Just about any experiment that can teach children about air pressure is safe to perform. Below are 2 of them:

Why is the water floating?

Get a playing card or similar card, one that fits over the top of a small glass.

Fill the glass to the very top with water.

Put the card over the water.

Turn the glass upside down, with the card on it. The air pressure should hold the card onto the upside-down glass. If you have filled the glass to the top, then there should be no air in the full glass.

The pressure of the air is greater than the pressure of the water.

Is the water even liquid?

Get an empty bottle of Clorox; rinse it out well. Do not throw out the cap.

Close to the bottom, on the side of the bottle make a hole that is large enough for the end of a pencil.

Put a small pencil in that hole.
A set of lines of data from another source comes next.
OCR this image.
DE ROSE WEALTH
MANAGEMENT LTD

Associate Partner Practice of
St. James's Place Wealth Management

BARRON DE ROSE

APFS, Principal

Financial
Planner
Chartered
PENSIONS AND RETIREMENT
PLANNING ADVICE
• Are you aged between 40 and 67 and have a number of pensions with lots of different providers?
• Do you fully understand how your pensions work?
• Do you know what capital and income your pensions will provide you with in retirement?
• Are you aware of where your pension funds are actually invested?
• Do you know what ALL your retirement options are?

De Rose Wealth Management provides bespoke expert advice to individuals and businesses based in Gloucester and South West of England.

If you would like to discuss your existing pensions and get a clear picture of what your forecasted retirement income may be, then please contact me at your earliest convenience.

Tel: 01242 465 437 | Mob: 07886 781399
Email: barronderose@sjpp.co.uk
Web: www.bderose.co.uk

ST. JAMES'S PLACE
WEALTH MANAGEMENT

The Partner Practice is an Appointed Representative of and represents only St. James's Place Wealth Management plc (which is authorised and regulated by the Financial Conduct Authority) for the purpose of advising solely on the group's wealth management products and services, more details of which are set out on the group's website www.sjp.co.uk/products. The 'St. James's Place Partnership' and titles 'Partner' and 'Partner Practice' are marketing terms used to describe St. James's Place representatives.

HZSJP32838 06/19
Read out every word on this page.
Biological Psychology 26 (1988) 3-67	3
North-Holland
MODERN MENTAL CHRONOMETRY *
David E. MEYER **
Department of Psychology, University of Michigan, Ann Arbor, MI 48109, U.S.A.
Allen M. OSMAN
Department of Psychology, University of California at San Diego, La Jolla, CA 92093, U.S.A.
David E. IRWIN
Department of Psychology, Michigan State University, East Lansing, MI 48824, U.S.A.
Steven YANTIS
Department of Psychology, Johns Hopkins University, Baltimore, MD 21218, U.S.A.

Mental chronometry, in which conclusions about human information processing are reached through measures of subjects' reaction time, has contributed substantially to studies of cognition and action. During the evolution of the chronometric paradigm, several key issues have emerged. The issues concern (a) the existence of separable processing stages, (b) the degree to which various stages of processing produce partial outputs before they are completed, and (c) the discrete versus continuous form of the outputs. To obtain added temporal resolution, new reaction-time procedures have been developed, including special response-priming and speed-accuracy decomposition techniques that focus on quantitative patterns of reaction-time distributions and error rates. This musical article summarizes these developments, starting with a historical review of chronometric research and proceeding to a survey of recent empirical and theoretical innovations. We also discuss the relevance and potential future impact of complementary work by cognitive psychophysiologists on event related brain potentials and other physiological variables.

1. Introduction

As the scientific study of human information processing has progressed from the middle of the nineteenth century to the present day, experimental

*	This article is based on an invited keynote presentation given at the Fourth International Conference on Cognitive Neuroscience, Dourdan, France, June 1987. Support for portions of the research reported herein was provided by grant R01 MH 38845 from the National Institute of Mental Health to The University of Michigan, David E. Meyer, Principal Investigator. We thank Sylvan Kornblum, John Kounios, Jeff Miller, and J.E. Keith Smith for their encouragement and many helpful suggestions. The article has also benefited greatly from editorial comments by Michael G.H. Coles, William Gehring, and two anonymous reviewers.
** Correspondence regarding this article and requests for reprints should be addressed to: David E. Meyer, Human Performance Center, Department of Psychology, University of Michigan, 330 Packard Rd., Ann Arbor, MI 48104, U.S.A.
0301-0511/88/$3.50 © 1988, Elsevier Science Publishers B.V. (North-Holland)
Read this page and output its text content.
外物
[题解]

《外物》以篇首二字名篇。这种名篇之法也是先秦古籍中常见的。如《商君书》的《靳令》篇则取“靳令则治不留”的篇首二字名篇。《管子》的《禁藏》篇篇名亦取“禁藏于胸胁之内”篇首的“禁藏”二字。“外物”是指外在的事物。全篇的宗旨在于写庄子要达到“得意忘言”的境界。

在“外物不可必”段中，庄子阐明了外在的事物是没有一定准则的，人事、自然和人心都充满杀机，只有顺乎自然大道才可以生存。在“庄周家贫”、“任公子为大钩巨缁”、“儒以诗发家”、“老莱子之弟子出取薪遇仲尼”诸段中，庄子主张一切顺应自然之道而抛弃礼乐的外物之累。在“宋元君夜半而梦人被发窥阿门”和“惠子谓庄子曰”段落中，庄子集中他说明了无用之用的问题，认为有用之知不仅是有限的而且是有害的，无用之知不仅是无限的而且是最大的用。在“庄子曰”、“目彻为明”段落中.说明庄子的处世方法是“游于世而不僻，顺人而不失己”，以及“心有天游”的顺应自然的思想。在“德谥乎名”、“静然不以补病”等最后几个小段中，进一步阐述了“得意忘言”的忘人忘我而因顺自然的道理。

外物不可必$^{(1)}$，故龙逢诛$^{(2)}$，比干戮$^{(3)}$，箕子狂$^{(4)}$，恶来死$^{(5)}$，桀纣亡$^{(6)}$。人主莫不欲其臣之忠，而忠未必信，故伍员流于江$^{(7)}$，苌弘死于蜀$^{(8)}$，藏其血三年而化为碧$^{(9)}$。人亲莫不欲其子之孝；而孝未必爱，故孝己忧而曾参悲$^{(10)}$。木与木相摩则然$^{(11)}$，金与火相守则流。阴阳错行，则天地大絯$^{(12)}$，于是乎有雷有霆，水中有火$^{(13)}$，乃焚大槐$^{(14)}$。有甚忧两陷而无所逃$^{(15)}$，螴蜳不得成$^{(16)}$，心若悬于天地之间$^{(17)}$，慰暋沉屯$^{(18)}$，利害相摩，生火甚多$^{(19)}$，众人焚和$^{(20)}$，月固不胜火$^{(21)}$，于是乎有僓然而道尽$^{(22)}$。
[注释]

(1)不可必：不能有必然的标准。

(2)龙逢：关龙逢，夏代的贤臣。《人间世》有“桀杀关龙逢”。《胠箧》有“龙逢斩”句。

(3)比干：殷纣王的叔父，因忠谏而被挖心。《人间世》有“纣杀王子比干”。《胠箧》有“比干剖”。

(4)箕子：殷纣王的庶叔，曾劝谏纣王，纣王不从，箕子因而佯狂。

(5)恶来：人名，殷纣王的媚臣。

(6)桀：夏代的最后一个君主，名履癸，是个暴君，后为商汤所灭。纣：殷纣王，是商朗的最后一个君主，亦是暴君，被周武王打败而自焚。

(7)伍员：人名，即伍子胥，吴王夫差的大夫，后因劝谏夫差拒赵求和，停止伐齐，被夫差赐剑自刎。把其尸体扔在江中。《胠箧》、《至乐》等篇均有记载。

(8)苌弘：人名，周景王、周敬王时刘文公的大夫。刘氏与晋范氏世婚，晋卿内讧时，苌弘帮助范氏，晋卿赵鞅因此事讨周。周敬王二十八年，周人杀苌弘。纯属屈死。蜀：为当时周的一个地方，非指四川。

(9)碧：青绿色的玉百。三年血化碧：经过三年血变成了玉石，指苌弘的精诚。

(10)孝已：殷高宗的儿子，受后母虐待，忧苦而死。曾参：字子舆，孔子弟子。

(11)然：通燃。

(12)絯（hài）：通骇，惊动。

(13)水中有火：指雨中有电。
Fill the bottle to the very top and close it tightly with the cap.

Working over a sink or bucket, pull the pencil out of the hole.

The water should stay inside the bottle. The air pressure should keep it from pouring out of the hole.

Are these beans magic?

Here is one other small experiment. It teaches a fact of botany, the study of plants.

Get a small plastic bag and a few dry beans.

Put a damp paper towel or tissue inside the bag, along with the beans.

Close the bag and hang it up somewhere. See what happens.

The beans should sprout.  One sprout should grow downward, as though it were a root. One should grown upward.

Now turn the bag so that the side that was at the bottom is on the top. Again watch what happens.

Slowly the shoots that were growing one way should start to turn around and grow in the opposite direction. Plants detect the force of gravity, and it tells the plant which sprouts should grow down into the soil and which one should grow up towards the surface above the earth.